At home, 1.79 million units was predicted to be sold in the local market next year, down 1 percent on-year from 1.8 million units this year.
“Despite an extended special consumption tax cut for passenger cars, Korea’s weakening economic outlook for 2019 will impact vehicle sales here two years in a row,” Lee Bo-sung, head of Hyundai Motor’s Global Business Intelligence Center, said in a seminar on next year’s global automotive industry outlook at Hyundai Motor Group headquarters in southern Seoul.
“This year Korea was able to see its vehicle sales grow slightly as a result of tax cuts for passenger cars and release of volume models.”
In a bid to foster Korea’s weakening economy, the government earlier this week approved of extending a 3.5 percent special consumption tax reduction until the end of June 2019, which was initially due to expire at year-end.
In response to requests from local auto parts manufacturers for the government to take a more active role for them to overcome lackluster passenger car sales, over 3.5 trillion won ($3.1 billion) will be injected to support parts makers, the Ministry of Trade, Industry and Energy had said earlier this week.

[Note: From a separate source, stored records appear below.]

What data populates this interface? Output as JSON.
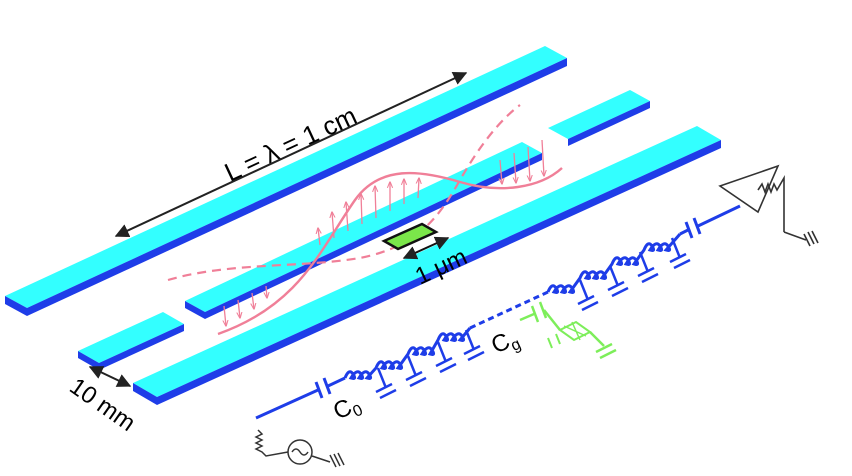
{
  "labels": {
    "length": "L = λ = 1 cm",
    "junction_size": "1 μm",
    "gap": "10 mm",
    "c0": "C",
    "c0_sub": "0",
    "cg": "C",
    "cg_sub": "g"
  },
  "colors": {
    "strip_top": "#33ffff",
    "strip_edge": "#1e3de8",
    "circuit": "#1e3de8",
    "qubit_circuit": "#7dee5a",
    "wave": "#f07f98",
    "junction_box": "#7be64a",
    "arrow": "#222222"
  }
}
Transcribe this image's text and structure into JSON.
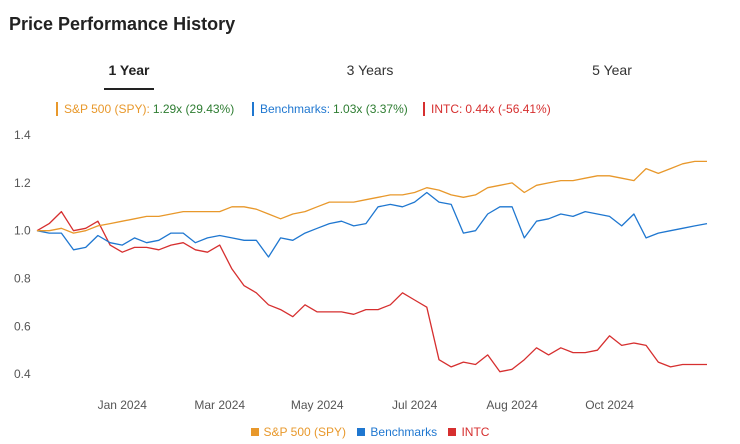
{
  "page": {
    "title": "Price Performance History"
  },
  "tabs": [
    {
      "label": "1 Year",
      "active": true
    },
    {
      "label": "3 Years",
      "active": false
    },
    {
      "label": "5 Year",
      "active": false
    }
  ],
  "summary": {
    "spy": {
      "label": "S&P 500 (SPY):",
      "value": "1.29x (29.43%)",
      "color": "#e8982b",
      "value_color": "#2e7d32"
    },
    "bench": {
      "label": "Benchmarks:",
      "value": "1.03x (3.37%)",
      "color": "#1f77d0",
      "value_color": "#2e7d32"
    },
    "intc": {
      "label": "INTC:",
      "value": "0.44x (-56.41%)",
      "color": "#d62f2f",
      "value_color": "#d62f2f"
    }
  },
  "legend": [
    {
      "label": "S&P 500 (SPY)",
      "color": "#e8982b"
    },
    {
      "label": "Benchmarks",
      "color": "#1f77d0"
    },
    {
      "label": "INTC",
      "color": "#d62f2f"
    }
  ],
  "chart_data": {
    "type": "line",
    "x_ticks": [
      "Jan 2024",
      "Mar 2024",
      "May 2024",
      "Jul 2024",
      "Aug 2024",
      "Oct 2024"
    ],
    "x_tick_index": [
      7,
      15,
      23,
      31,
      39,
      47
    ],
    "y_ticks": [
      0.4,
      0.6,
      0.8,
      1.0,
      1.2,
      1.4
    ],
    "ylim": [
      0.35,
      1.43
    ],
    "grid": false,
    "legend_position": "bottom",
    "series": [
      {
        "name": "S&P 500 (SPY)",
        "color": "#e8982b",
        "values": [
          1.0,
          1.0,
          1.01,
          0.99,
          1.0,
          1.02,
          1.03,
          1.04,
          1.05,
          1.06,
          1.06,
          1.07,
          1.08,
          1.08,
          1.08,
          1.08,
          1.1,
          1.1,
          1.09,
          1.07,
          1.05,
          1.07,
          1.08,
          1.1,
          1.12,
          1.12,
          1.12,
          1.13,
          1.14,
          1.15,
          1.15,
          1.16,
          1.18,
          1.17,
          1.15,
          1.14,
          1.15,
          1.18,
          1.19,
          1.2,
          1.16,
          1.19,
          1.2,
          1.21,
          1.21,
          1.22,
          1.23,
          1.23,
          1.22,
          1.21,
          1.26,
          1.24,
          1.26,
          1.28,
          1.29,
          1.29
        ]
      },
      {
        "name": "Benchmarks",
        "color": "#1f77d0",
        "values": [
          1.0,
          0.99,
          0.99,
          0.92,
          0.93,
          0.98,
          0.95,
          0.94,
          0.97,
          0.95,
          0.96,
          0.99,
          0.99,
          0.95,
          0.97,
          0.98,
          0.97,
          0.96,
          0.96,
          0.89,
          0.97,
          0.96,
          0.99,
          1.01,
          1.03,
          1.04,
          1.02,
          1.03,
          1.1,
          1.11,
          1.1,
          1.12,
          1.16,
          1.12,
          1.11,
          0.99,
          1.0,
          1.07,
          1.1,
          1.1,
          0.97,
          1.04,
          1.05,
          1.07,
          1.06,
          1.08,
          1.07,
          1.06,
          1.02,
          1.07,
          0.97,
          0.99,
          1.0,
          1.01,
          1.02,
          1.03
        ]
      },
      {
        "name": "INTC",
        "color": "#d62f2f",
        "values": [
          1.0,
          1.03,
          1.08,
          1.0,
          1.01,
          1.04,
          0.94,
          0.91,
          0.93,
          0.93,
          0.92,
          0.94,
          0.95,
          0.92,
          0.91,
          0.94,
          0.84,
          0.77,
          0.74,
          0.69,
          0.67,
          0.64,
          0.69,
          0.66,
          0.66,
          0.66,
          0.65,
          0.67,
          0.67,
          0.69,
          0.74,
          0.71,
          0.68,
          0.46,
          0.43,
          0.45,
          0.44,
          0.48,
          0.41,
          0.42,
          0.46,
          0.51,
          0.48,
          0.51,
          0.49,
          0.49,
          0.5,
          0.56,
          0.52,
          0.53,
          0.52,
          0.45,
          0.43,
          0.44,
          0.44,
          0.44
        ]
      }
    ]
  }
}
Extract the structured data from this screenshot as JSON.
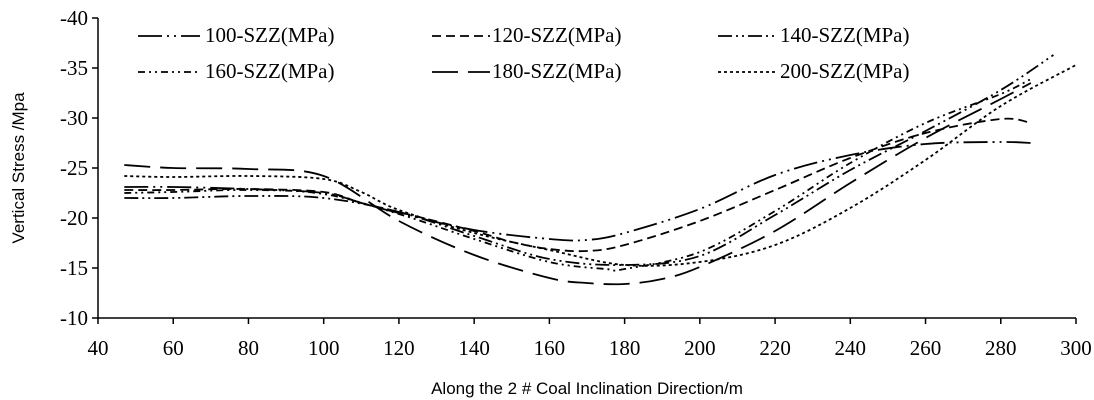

Touching on its outlook for next year’s exchange rate, Lee commented that the “exchange rate is the biggest variable that determines industry trend. It decides (Korea’s) export profitability and price competitiveness against Japanese firms.”
The South Korean won is projected to remain around 1,100 won against the greenback in 2019 due to a weakened US dollar in the second half of next year and stronger Chinese yuan.
On a global scale, overall passenger vehicles sales will drop 0.1 percentage points next year to a total 92.4 million units due to poor sales in the US, Europe and China.
“This year emerging markets saw a 7-8 percent increase in vehicle sales, but it was not enough to offset slumps in the US, Europe and China. Sluggish growth in the major regions will continue throughout next year,” Lee said.
Amid slowing overall growth, sales of eco-friendly vehicles are expected to surge 18.7 percent on-year to 4.01 million units worldwide on China’s New Energy Vehicles mandate.